The Loxahatchee Groves Town Council voted unanimously Tuesday, Aug. 6 to require that parking lot lights go out at 11 p.m. at commercial developments in the community.
The decision at this week’s council meeting followed a discussion at a meeting of the town’s Uniform Land Development Committee, which ended in a 2-2 impasse.
Planning Consultant Jim Fleischmann said the committee has been working through the code and recommended approval of all revisions except for outdoor lighting, on which they were split on whether lights should go off at 11 p.m. or be allowed to use dimmers.
“Under the current code… open-air parking shall be controlled by automatic devices that cause lighting to be closed, shut down between 11 o’clock and dawn. So, right now, the code says that outdoor lighting — that is parking lot lighting — has to be shut down between 11 p.m. and dawn,” Fleischmann said. “The committee voted 2-2 on that. Two members wanted that language retained, and there were two members in favor of staff’s recommendation to require that automatic devices be installed, but that those automatic devices be used to regulate lighting between 11 p.m. and dawn so that the overspill requirement is maintained.”
Fleischmann brought the item to the council to break the tie.
Councilwoman Phillis Maniglia preferred to allow parking lot lighting after 11 p.m. “I don’t believe any place should have no lighting whatsoever after 11 o’clock,” she said. “I think the issue was they wanted it dark in a commercial parking lot. I disagree with that.”
Mayor Robert Shorr said he agreed that there should be some lighting in commercial parking lots, adding that current lighting technology allows for dimmed lights that will not spill over into nearby residential neighborhoods.
Councilwoman Lisa El-Ramey said there will be sufficient lighting on the buildings themselves to illuminate the area for late-night customers.
“The light pollution that we’re going to be encountering as we move forward with all the development around us, we should control what’s within our boundaries in a much heavier way, so I disagree,” El-Ramey said.
During public comment, Casey Suchy, a member of the Unified Land Development Committee, said the parking lot lights should go out at 11 p.m.
“This is for developments under 20 acres because the developments over 20 acres can go for waivers to correct the lighting,” Suchy said. “We need to take into account the lifestyle of the people who live here. Are we going to have commercial development drive our town and determine what lifestyle these people have, or are we going to let the town drive what the people want based on our lifestyle? It’s not what’s happening in the parking lot, you’ve got to think about all the developments and the projects that are going in, and they’re going to be lighting up all these areas.”

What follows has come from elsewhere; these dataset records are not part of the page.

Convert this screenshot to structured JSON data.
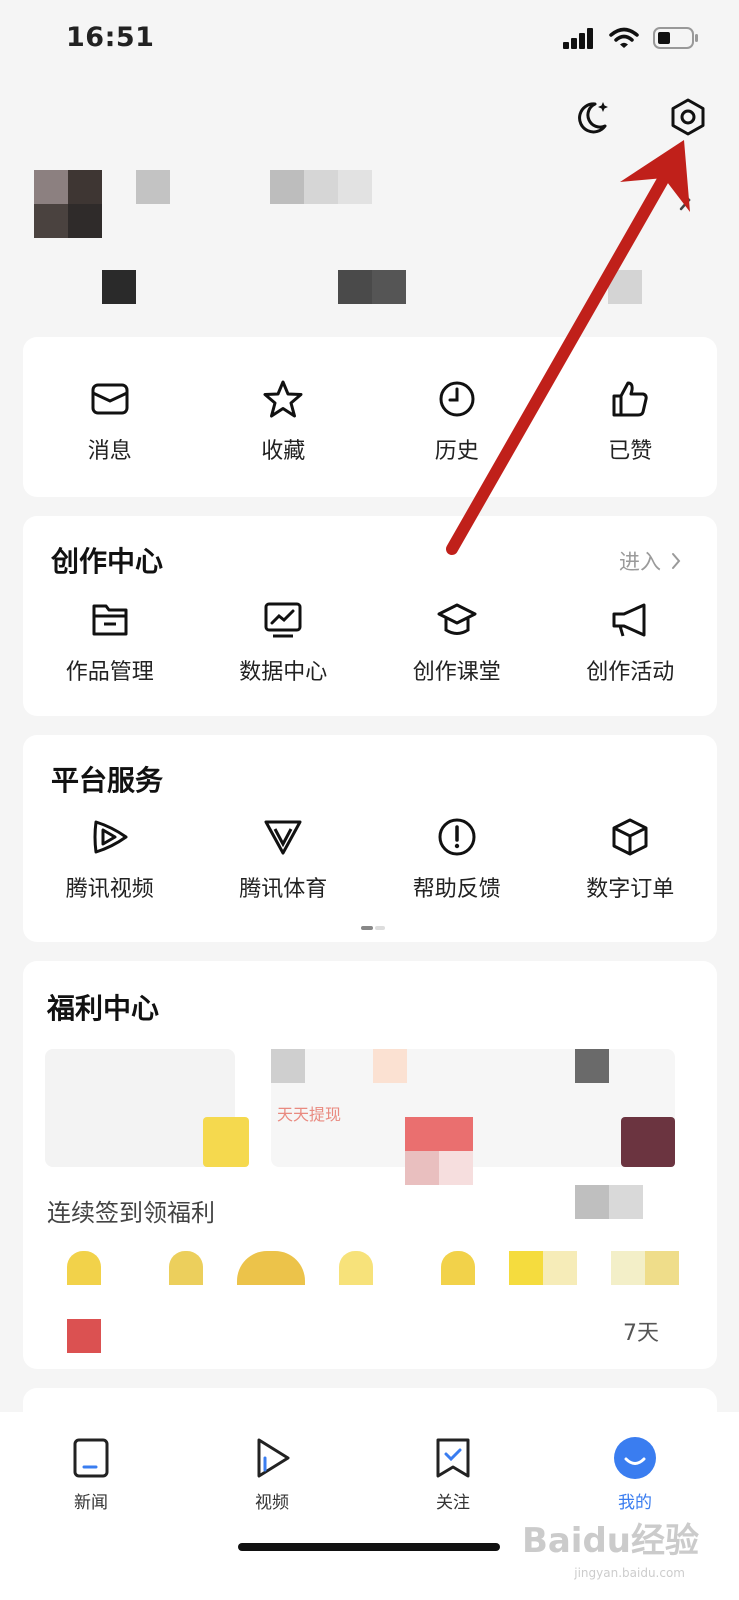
{
  "status_bar": {
    "time": "16:51"
  },
  "top_actions": [
    {
      "name": "night-mode-icon"
    },
    {
      "name": "settings-icon"
    }
  ],
  "quick_actions": [
    {
      "label": "消息",
      "icon": "message-icon"
    },
    {
      "label": "收藏",
      "icon": "star-icon"
    },
    {
      "label": "历史",
      "icon": "clock-icon"
    },
    {
      "label": "已赞",
      "icon": "thumbs-up-icon"
    }
  ],
  "creation_center": {
    "title": "创作中心",
    "enter_label": "进入",
    "items": [
      {
        "label": "作品管理",
        "icon": "folder-icon"
      },
      {
        "label": "数据中心",
        "icon": "chart-icon"
      },
      {
        "label": "创作课堂",
        "icon": "graduation-cap-icon"
      },
      {
        "label": "创作活动",
        "icon": "megaphone-icon"
      }
    ]
  },
  "platform_services": {
    "title": "平台服务",
    "items": [
      {
        "label": "腾讯视频",
        "icon": "tencent-video-icon"
      },
      {
        "label": "腾讯体育",
        "icon": "tencent-sports-icon"
      },
      {
        "label": "帮助反馈",
        "icon": "help-icon"
      },
      {
        "label": "数字订单",
        "icon": "box-icon"
      }
    ]
  },
  "welfare_center": {
    "title": "福利中心",
    "promo_text": "天天提现",
    "signin_title": "连续签到领福利",
    "day_label": "7天"
  },
  "tabbar": [
    {
      "label": "新闻",
      "icon": "news-icon",
      "active": false
    },
    {
      "label": "视频",
      "icon": "video-play-icon",
      "active": false
    },
    {
      "label": "关注",
      "icon": "follow-icon",
      "active": false
    },
    {
      "label": "我的",
      "icon": "me-icon",
      "active": true
    }
  ],
  "colors": {
    "accent": "#3a7df0",
    "arrow": "#c0201a"
  },
  "watermark": {
    "text": "Baidu经验",
    "sub": "jingyan.baidu.com"
  }
}
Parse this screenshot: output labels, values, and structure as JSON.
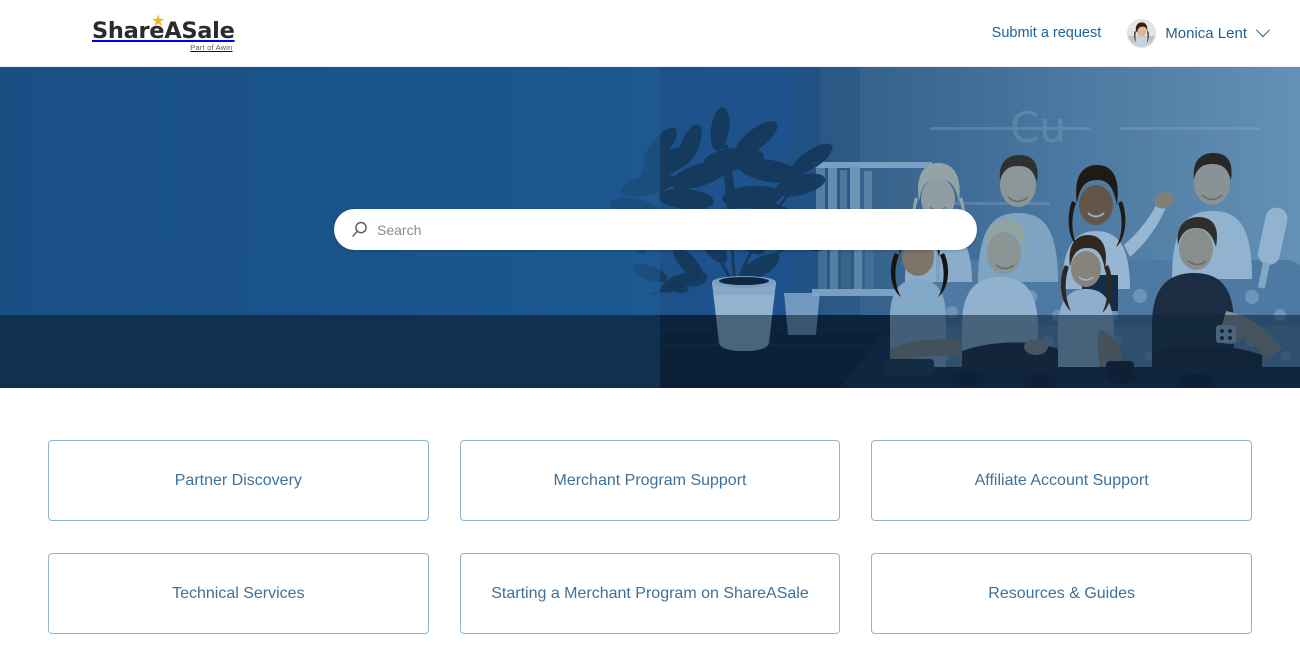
{
  "header": {
    "logo": {
      "name": "ShareASale",
      "tagline": "Part of Awin",
      "star_color": "#f5b324"
    },
    "submit_request_label": "Submit a request",
    "user": {
      "name": "Monica Lent",
      "chevron_icon": "chevron-down-icon",
      "avatar_icon": "avatar"
    },
    "link_color": "#1f6295"
  },
  "hero": {
    "search": {
      "placeholder": "Search",
      "value": "",
      "icon": "search-icon"
    },
    "background": {
      "description": "Group of people on a couch in a living room with a large potted plant, blue duotone overlay",
      "wall_color": "#1e5b8f",
      "floor_color": "#10263c",
      "tint_light": "#aacbe0"
    }
  },
  "cards": [
    {
      "label": "Partner Discovery"
    },
    {
      "label": "Merchant Program Support"
    },
    {
      "label": "Affiliate Account Support"
    },
    {
      "label": "Technical Services"
    },
    {
      "label": "Starting a Merchant Program on ShareASale"
    },
    {
      "label": "Resources & Guides"
    }
  ],
  "theme": {
    "card_border": "#91b4ce",
    "card_text": "#3f7199",
    "page_background": "#ffffff"
  }
}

Fleischmann said that the way the code is written, there is flexibility so that if there is lighting overspill, it can be corrected with the automatic devices.
“Businesses that want to stay open beyond 11 p.m. want to be able to have the appearance that the business is open,” he said. “Keep in mind, this is six-lane Southern Blvd. we’re talking about.”
“We don’t want it to look like Military Trail,” Maniglia replied.
Roadways, Equestrian, Trails & Greenway Advisory Committee Member Nina Corning said the code will affect all of the town.
“You’re writing this in the entire code,” Corning said. “What Southern Blvd. will do, Southern Blvd. will do, but Southern Blvd. and it creeping in is a whole other subject, and it is a nuisance, not if it becomes a nuisance. It is a nuisance. I can remind you of all the people standing up who were opposed to all of this development out west here, and one of the biggest things that they brought up was light pollution. This is light pollution. This is loss of night sky. This is going to bother the animals, the people, you name it. You are not here to serve Wawa. You are here to serve the citizens of this town.”
Shorr reminded council members that there is a way for developers to request a variance to the code.
“I appreciate the comments, and from that perspective, understand this is not a commercial code, this is the lighting code for the entire town,” he said.
Fleischmann said there is an alternative provision that allows the town to look at individual properties.
“We allow a waiver in the PUD ordinance, and that’s how the Wawa got its waiver, but the Wawa did not abut any residential properties, and it demonstrated through its photometric plan that it was not going to have overspill on adjacent properties,” he said. “That’s really the definition of a nuisance in our code, is overspill onto adjacent properties.”
El-Ramey pointed out that the town has overspill from the stadium lights at nearby Seminole Ridge High School.
“It lights up like the sun is going down,” she said. “If you want to talk about this on an individual basis, I’m opposed to this lighting, seriously.”
Shorr said he is all for lighting for public safety at certain facilities, but the code is written for the entire town. “If they have to ask for a variance, there’s avenues for a variance,” he said.
Councilman Dave DeMarois made a motion that the lights go out except at locations where the council grants a variance, which carried 5-0.